Backstory

Our latest EP, To The Wolves, came out last week. And while it’s a continuation of our earlier EP, To The Fire, and a pre-cursor to our full length later, it very much has its own life and identity.  Here Naseem explains the backstory behind the EP.  (Note that this was shared with our PledgeMusic campaign PremiumPass holders earlier this year…)

Naseem with Wolves CDs

The Story Behind To The Wolves

Basically, the four songs on this EP reflect my obsession with things not changing.  In our world, in ourselves.  Most of the time, people are afraid of change – we become set in our ways, creatures of routine – and the introduction of any disrupting force, even if for alleged good, represents some type of threat.  Only a few years ago, I realized I was the opposite; I thrive on change, am terrified of routine, and constantly want newness.  That instinct explains why our albums over the years have evolved, why I travel, why I’m awful at scheduling things (doctors be damned!).

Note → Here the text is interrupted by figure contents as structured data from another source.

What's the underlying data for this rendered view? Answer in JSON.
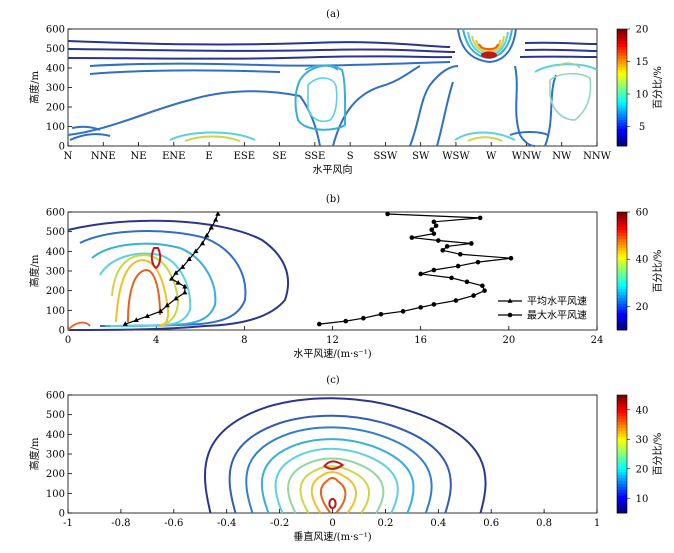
{
  "chart_data": [
    {
      "type": "contour",
      "panel_label": "(a)",
      "xlabel": "水平风向",
      "ylabel": "高度/m",
      "x_ticks": [
        "N",
        "NNE",
        "NE",
        "ENE",
        "E",
        "ESE",
        "SE",
        "SSE",
        "S",
        "SSW",
        "SW",
        "WSW",
        "W",
        "WNW",
        "NW",
        "NNW"
      ],
      "ylim": [
        0,
        600
      ],
      "y_ticks": [
        0,
        100,
        200,
        300,
        400,
        500,
        600
      ],
      "colorbar": {
        "label": "百分比/%",
        "range": [
          2,
          20
        ],
        "ticks": [
          5,
          10,
          15,
          20
        ]
      }
    },
    {
      "type": "contour",
      "panel_label": "(b)",
      "xlabel": "水平风速/(m·s⁻¹)",
      "ylabel": "高度/m",
      "xlim": [
        0,
        24
      ],
      "x_ticks": [
        0,
        4,
        8,
        12,
        16,
        20,
        24
      ],
      "ylim": [
        0,
        600
      ],
      "y_ticks": [
        0,
        100,
        200,
        300,
        400,
        500,
        600
      ],
      "colorbar": {
        "label": "百分比/%",
        "range": [
          10,
          60
        ],
        "ticks": [
          20,
          40,
          60
        ]
      },
      "legend": [
        "平均水平风速",
        "最大水平风速"
      ],
      "legend_position": "bottom-right",
      "series": [
        {
          "name": "平均水平风速",
          "marker": "triangle",
          "points": [
            [
              2.6,
              30
            ],
            [
              3.1,
              50
            ],
            [
              3.6,
              70
            ],
            [
              4.2,
              95
            ],
            [
              4.5,
              125
            ],
            [
              4.9,
              160
            ],
            [
              5.3,
              190
            ],
            [
              5.3,
              220
            ],
            [
              5.0,
              240
            ],
            [
              4.7,
              260
            ],
            [
              4.9,
              290
            ],
            [
              5.2,
              320
            ],
            [
              5.5,
              360
            ],
            [
              5.8,
              400
            ],
            [
              6.1,
              440
            ],
            [
              6.3,
              480
            ],
            [
              6.5,
              520
            ],
            [
              6.7,
              560
            ],
            [
              6.8,
              590
            ]
          ]
        },
        {
          "name": "最大水平风速",
          "marker": "circle",
          "points": [
            [
              11.4,
              30
            ],
            [
              12.6,
              45
            ],
            [
              13.4,
              60
            ],
            [
              14.2,
              80
            ],
            [
              15.2,
              95
            ],
            [
              16.0,
              115
            ],
            [
              16.6,
              130
            ],
            [
              17.6,
              150
            ],
            [
              18.4,
              175
            ],
            [
              18.9,
              200
            ],
            [
              18.8,
              225
            ],
            [
              18.1,
              245
            ],
            [
              17.4,
              265
            ],
            [
              16.0,
              285
            ],
            [
              16.6,
              305
            ],
            [
              17.7,
              325
            ],
            [
              18.6,
              345
            ],
            [
              20.1,
              365
            ],
            [
              17.8,
              385
            ],
            [
              17.0,
              405
            ],
            [
              17.2,
              425
            ],
            [
              18.3,
              440
            ],
            [
              16.8,
              455
            ],
            [
              15.6,
              470
            ],
            [
              16.6,
              490
            ],
            [
              16.5,
              510
            ],
            [
              16.7,
              530
            ],
            [
              16.6,
              550
            ],
            [
              18.7,
              570
            ],
            [
              14.5,
              590
            ]
          ]
        }
      ]
    },
    {
      "type": "contour",
      "panel_label": "(c)",
      "xlabel": "垂直风速/(m·s⁻¹)",
      "ylabel": "高度/m",
      "xlim": [
        -1,
        1
      ],
      "x_ticks": [
        -1,
        -0.8,
        -0.6,
        -0.4,
        -0.2,
        0,
        0.2,
        0.4,
        0.6,
        0.8,
        1
      ],
      "ylim": [
        0,
        600
      ],
      "y_ticks": [
        0,
        100,
        200,
        300,
        400,
        500,
        600
      ],
      "colorbar": {
        "label": "百分比/%",
        "range": [
          5,
          45
        ],
        "ticks": [
          10,
          20,
          30,
          40
        ]
      }
    }
  ]
}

I crave newness, and yet, I would often find ways to avoid it.  I would talk about growth and learning, and talk myself out of doing that work.  I don’t know why. Perhaps I illustrate the battles we have in our own heads between what we want and what we need.

The songs on this EP, I’m realizing now, were largely informed by a job I had years back.  It was cushy, it wasn’t hard.  My hands weren’t blistered at the end of the day. I heard it was a job other people wanted.  It was stable, consistent and good.  And I was miserable.  I was doing nothing close to what I loved, and it was occupying all my time.  I was straying far from the ideals that informed my own sense of who I was: an active, politically-minded person wanting to have some sort of impact on the world around him.

I knew this, and did nothing to change my situation. I told myself I wanted to.  I wrote songs on napkins when my boss wasn’t looking (this shows up on the song “To The Wolves”).  I lay awake at night staring at the patterns of paint on my ceiling, imagining them oceans and dreaming of climbing the waves in a rowboat (this shows up on “Blind”).  I wondered if I just wasn’t cut out to change the norm, to challenge the status quo and risk insecurity; maybe it was in my blood (this shows up on “Salt of the Sea”).

And then my dad died, and I quit.  I haven’t looked back, and revel in the insecurity, instability and downright fear that I have experienced everyday since living a life lacking in routine.  I feel more alive than ever before.

I require newness because I require excitement, and I’m excited for you to hear these songs.  Thank you for listening.